En cette rentrée, on retrouve étrangement les mêmes têtes, les mêmes titres, comme ailleurs les gommes ont une odeur retrouvée et les récrés résonnent des mêmes cris. Ça rassure tout le monde. Le lecteur, l’éditeur, le libraire. On sait qui mettre en pile, qui acheter, qui élire meilleur élève début novembre pour le tableau d’excellence.

Et dans la cour, car l’écrivain qui veut réussir se doit de fréquenter davantage la cour que la classe, on distingue cet étrange phénomène de bandes et d’âmes errantes portant leur solitude comme une marque de leur originalité.

Bandes d’ambianceurs qui se serrent les coudes et brandissent avec négligence leurs devoirs de vacances comme un passe-temps qui les dépasse. Ils y parlent de l’époque, de la nuit, de la drogue et des femmes. Tous copains de virées, jeunes, riches, intelligents et désœuvrés. Frédéric Beigbeder, Simon Liberati, comme en d’autres saisons Floriant Zeller.

Sous d’autres platanes, on croise les transfuges qui gagneront la première place en changeant discrètement d’éditeur. Cette année ce sera Marie NDiaye qui quitte Minuit pour Gallimard.

Plus loin, ces élèves doués dont la rigueur métronomique nous gratifie d’un roman de cent pages en septembre de chaque année. Première des ventes encore une fois, Amélie et son « Voyage d’hiver », son meilleur roman depuis cinq ans, dit-on un peu partout dans la cour. C’est qu’ils ont, ces écrivains de la cour des grands, un étrange don d’ubiquité qui leur permet de faire parler d’eux, ici et ailleurs en même temps, sur France 2, France 5 et Canal Plus dans la même soirée.

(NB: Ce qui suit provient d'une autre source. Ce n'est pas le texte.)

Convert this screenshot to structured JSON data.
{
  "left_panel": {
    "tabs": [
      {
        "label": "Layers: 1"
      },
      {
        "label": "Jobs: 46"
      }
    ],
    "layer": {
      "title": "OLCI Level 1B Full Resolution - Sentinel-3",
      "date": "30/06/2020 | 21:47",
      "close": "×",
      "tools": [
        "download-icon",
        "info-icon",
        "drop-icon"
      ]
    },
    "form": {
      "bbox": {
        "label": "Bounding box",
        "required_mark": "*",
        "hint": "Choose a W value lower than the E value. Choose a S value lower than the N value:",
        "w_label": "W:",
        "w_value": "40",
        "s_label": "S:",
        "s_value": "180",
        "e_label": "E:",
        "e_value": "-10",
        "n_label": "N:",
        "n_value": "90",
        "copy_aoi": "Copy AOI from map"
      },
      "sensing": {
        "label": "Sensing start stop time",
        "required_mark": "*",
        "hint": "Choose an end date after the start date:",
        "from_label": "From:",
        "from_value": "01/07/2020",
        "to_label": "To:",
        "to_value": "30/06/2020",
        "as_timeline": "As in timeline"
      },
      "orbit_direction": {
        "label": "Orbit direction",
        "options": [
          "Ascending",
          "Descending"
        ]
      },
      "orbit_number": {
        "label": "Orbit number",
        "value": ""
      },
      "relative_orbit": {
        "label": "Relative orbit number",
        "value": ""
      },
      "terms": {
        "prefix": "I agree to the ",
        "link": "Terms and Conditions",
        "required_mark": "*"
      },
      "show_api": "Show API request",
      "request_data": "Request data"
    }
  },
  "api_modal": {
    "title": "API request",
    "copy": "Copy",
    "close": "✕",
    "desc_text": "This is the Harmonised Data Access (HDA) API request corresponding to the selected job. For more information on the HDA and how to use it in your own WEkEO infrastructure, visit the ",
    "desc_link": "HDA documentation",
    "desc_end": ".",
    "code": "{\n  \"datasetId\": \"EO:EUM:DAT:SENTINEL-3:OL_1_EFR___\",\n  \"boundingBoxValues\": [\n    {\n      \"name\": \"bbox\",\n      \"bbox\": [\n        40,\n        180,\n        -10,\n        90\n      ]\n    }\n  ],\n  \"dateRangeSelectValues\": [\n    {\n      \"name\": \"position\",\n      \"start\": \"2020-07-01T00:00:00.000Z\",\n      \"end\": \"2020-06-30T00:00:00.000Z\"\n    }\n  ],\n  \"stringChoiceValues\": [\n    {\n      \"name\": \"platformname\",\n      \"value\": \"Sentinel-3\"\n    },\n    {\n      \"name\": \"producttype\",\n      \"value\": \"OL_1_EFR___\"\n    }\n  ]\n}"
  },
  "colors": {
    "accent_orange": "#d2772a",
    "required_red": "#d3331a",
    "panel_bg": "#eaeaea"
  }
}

Quant aux petits qui se sont frayé une place dans cette cour-là, on les remarque tout de suite. Véronique Ovaldé qui réussit cette année à se mettre au premier rang sans avoir à pousser des coudes. Jean-Michel Guenassia, premier roman, dont le « club des incorrigibles optimistes » a déjà fait le tour de l’école parce qu’il ne parle ni de drogue chez les riches, ni de guerre en Irak, ni de suicides dans le Nord de la France par temps pluvieux.

Il y a bien sûr tous les autres – près de six cents -, studieux, ombres qui passent, un stylo à la main et l’espoir au fond du cœur.

C’est finalement curieux cette façon toute française de faire de la littérature, avec ses devoirs et ses bons élèves toujours prêts à parader en une cour automnale, galvanisés par la note, le hochet, le paraître.

Septembre demeure septembre, avec ses habitudes recouvrées, ses étés indiens et ses entêtements sans importance.